According to the report’s methodology, a citizen journalist as anyone who plays a significant role in reporting and publishing news. He is not necessarily impartial as a journalist should be. In case a citizen journalist bore arms and was directly engaged in hostilities, he would be no longer deemed a citizen journalist whereas it is possible that he would be referred to as a citizen journalist again, provided he retires completely from military action.
This report draws upon, firstly, the daily, ongoing documentation and monitoring efforts by SNHR team, and on accounts from survivors, eyewitnesses, and local media workers. The report contains two accounts that were collected through speaking directly to eyewitnesses, and not cited from any open sources, in addition to analyzing a large number of the videos and pictures that were posted online or were sent by local activists.
The report notes that May saw a number of agreements that resulted in the Russia-backed Syrian regime forces completely taking over the south region of the capital Damascus, as well as areas in northern suburbs of Homs, as the residents of those areas were forcibly displaced to north Syria.
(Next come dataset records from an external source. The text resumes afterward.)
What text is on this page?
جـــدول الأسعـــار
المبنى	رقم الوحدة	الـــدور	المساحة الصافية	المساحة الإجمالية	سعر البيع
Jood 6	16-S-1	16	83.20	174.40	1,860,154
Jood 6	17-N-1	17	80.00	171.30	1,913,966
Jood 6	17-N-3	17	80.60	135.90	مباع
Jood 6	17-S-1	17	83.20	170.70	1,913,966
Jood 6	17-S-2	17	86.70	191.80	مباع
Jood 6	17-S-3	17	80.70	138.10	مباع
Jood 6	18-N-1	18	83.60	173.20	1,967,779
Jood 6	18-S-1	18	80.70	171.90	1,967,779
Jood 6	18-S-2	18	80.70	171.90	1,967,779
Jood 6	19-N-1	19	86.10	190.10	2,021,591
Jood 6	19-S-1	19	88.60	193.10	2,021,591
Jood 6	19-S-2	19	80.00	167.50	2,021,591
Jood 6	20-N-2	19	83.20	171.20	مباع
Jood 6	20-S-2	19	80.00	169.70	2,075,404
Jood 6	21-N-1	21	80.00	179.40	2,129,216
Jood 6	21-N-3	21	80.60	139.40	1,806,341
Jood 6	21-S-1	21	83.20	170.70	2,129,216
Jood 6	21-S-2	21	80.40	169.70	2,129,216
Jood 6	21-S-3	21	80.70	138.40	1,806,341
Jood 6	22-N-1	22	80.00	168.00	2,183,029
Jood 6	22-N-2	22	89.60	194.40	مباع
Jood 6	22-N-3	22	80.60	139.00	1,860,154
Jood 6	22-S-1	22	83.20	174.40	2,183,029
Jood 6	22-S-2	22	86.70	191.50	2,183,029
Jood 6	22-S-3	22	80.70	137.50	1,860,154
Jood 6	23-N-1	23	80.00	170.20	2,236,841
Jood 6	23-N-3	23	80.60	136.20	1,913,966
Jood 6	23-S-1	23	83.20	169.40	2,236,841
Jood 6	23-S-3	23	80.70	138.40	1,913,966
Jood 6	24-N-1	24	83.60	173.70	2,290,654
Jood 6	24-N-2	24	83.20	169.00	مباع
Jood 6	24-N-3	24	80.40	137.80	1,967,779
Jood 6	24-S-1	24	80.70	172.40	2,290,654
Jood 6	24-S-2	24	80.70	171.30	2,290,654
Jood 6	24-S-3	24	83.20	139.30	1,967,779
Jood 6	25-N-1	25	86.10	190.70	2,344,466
In the wake of those agreements, the rate of bombardment by Syrian-Russian alliance forces on most of the areas have noticeably dropped, which reflected on the civilian death toll, including media workers.
On the other hand, there has been a notable rise in bombing incidents and killing by gunshots in most of the areas which are outside the control of Syrian regime forces.
The report records that 15 media workers have been killed since the start of 2018. Also, the report records that two media workers were killed in May by other parties.
Also, the report documents that one media worker was injured by other parties in the month of May.
Additionally, the report calls on the Security Council to fight impunity policies by referring the case in Syria to the International Criminal Court.
Moreover, the report calls on the Arabic and international media institutions to support their colleagues in the field of media by publishing periodic reports that shed light on their daily suffering and memorialize their sacrifice. Also, they should contact their families to console them.
Finally, the report stresses that all parties have to respect the international humanitarian law in their areas of control with respect to the protection of civilians and especially media workers and their equipment.